An alternative paradigm may prove more appropriate.

If the primary premise of land reform is that people belong to the land, instead of land belonging to people, then a new set of concerns emerge; ones that are quite different from previous concerns.

For instance, land use becomes a matter of ascertaining—naturally enough—how the land may benefit everyone instead of a few “stakeholders.” Exploitation of the land’s resources for the profit of foreign multinationals clearly becomes an offense that cannot be obscured by slick legalese or protected by grease money.

In lieu of the overriding worry of protecting the property rights of a few, such a paradigm would be concerned with how to better allot the fruits of the land to the people who belong to it.
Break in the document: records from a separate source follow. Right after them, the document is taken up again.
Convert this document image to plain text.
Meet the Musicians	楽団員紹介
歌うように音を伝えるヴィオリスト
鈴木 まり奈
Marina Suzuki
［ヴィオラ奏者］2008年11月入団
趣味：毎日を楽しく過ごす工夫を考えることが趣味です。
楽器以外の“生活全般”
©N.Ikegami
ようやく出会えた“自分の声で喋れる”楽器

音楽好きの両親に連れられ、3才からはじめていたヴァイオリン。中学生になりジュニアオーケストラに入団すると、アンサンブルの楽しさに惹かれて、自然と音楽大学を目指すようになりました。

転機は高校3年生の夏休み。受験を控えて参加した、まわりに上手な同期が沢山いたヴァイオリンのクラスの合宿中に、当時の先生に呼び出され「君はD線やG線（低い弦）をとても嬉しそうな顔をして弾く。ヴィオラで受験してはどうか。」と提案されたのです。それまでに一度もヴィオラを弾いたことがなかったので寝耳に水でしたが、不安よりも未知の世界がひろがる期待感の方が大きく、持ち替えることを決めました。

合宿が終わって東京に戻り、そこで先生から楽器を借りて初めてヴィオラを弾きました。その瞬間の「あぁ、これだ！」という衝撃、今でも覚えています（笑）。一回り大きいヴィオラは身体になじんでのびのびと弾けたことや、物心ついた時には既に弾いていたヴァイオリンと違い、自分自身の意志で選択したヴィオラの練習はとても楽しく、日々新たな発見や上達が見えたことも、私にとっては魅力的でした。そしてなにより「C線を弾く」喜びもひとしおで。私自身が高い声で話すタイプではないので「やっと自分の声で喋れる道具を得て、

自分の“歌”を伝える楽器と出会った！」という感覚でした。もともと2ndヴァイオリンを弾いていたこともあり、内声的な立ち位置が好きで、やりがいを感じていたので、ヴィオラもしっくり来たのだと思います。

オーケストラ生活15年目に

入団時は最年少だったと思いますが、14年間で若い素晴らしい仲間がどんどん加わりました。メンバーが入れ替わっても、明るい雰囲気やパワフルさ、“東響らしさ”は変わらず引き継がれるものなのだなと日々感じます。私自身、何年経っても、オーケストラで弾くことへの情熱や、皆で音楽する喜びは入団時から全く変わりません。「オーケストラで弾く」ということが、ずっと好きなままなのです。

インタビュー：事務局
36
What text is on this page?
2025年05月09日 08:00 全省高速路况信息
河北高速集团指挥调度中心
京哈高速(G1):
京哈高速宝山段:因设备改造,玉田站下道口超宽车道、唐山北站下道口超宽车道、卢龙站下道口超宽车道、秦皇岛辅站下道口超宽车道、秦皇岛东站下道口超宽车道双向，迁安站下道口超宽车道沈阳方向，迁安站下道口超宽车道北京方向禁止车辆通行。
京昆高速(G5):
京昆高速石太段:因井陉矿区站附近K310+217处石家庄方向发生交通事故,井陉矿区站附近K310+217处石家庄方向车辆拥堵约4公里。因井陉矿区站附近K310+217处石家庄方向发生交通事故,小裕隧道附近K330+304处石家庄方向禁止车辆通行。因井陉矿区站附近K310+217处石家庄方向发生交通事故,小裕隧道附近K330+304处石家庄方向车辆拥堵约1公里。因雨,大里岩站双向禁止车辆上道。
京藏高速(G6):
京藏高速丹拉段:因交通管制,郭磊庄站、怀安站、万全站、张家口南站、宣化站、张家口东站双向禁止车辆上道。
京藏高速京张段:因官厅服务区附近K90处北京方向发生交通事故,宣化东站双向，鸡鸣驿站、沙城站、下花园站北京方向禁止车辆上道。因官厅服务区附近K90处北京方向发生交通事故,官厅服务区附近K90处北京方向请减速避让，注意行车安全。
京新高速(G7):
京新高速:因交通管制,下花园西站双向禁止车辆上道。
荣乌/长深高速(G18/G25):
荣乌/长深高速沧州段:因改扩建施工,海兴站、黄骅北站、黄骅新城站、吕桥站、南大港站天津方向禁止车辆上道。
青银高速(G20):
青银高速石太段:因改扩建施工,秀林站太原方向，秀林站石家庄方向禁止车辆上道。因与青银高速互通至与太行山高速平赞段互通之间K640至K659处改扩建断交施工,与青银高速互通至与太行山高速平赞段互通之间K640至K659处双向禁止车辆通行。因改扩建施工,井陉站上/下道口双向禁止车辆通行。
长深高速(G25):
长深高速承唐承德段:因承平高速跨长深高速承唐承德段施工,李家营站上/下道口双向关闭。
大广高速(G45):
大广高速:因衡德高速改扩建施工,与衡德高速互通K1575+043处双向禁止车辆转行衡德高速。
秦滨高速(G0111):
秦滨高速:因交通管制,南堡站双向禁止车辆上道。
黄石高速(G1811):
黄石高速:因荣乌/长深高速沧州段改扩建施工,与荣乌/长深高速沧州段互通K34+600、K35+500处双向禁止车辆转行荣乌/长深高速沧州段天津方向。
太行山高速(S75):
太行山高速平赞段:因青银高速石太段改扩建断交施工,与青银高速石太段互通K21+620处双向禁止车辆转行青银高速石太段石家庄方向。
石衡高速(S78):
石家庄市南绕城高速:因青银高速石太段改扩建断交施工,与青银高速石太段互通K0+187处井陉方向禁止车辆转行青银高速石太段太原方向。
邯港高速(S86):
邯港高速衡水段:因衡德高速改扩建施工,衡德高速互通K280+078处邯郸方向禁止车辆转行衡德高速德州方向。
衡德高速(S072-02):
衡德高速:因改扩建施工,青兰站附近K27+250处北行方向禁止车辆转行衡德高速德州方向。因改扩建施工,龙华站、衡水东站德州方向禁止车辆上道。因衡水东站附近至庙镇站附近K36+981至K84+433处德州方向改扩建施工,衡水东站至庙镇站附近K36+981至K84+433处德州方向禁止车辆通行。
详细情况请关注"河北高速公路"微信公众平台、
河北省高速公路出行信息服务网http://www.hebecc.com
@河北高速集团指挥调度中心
Sharing, as a consequence, becomes the basic attitude inculcated among members of a community. And not egoism.

The Sumilao farmers’ victory, in fact, has underscored this attitude: there is enough for all, but not enough for the greedy. With this, let us not only support the current clamor to extend the implementation of CARP. Let us look at the matter of agrarian reform from a different perspective.

Let us look at it from the point of view that it is people who belong to the land.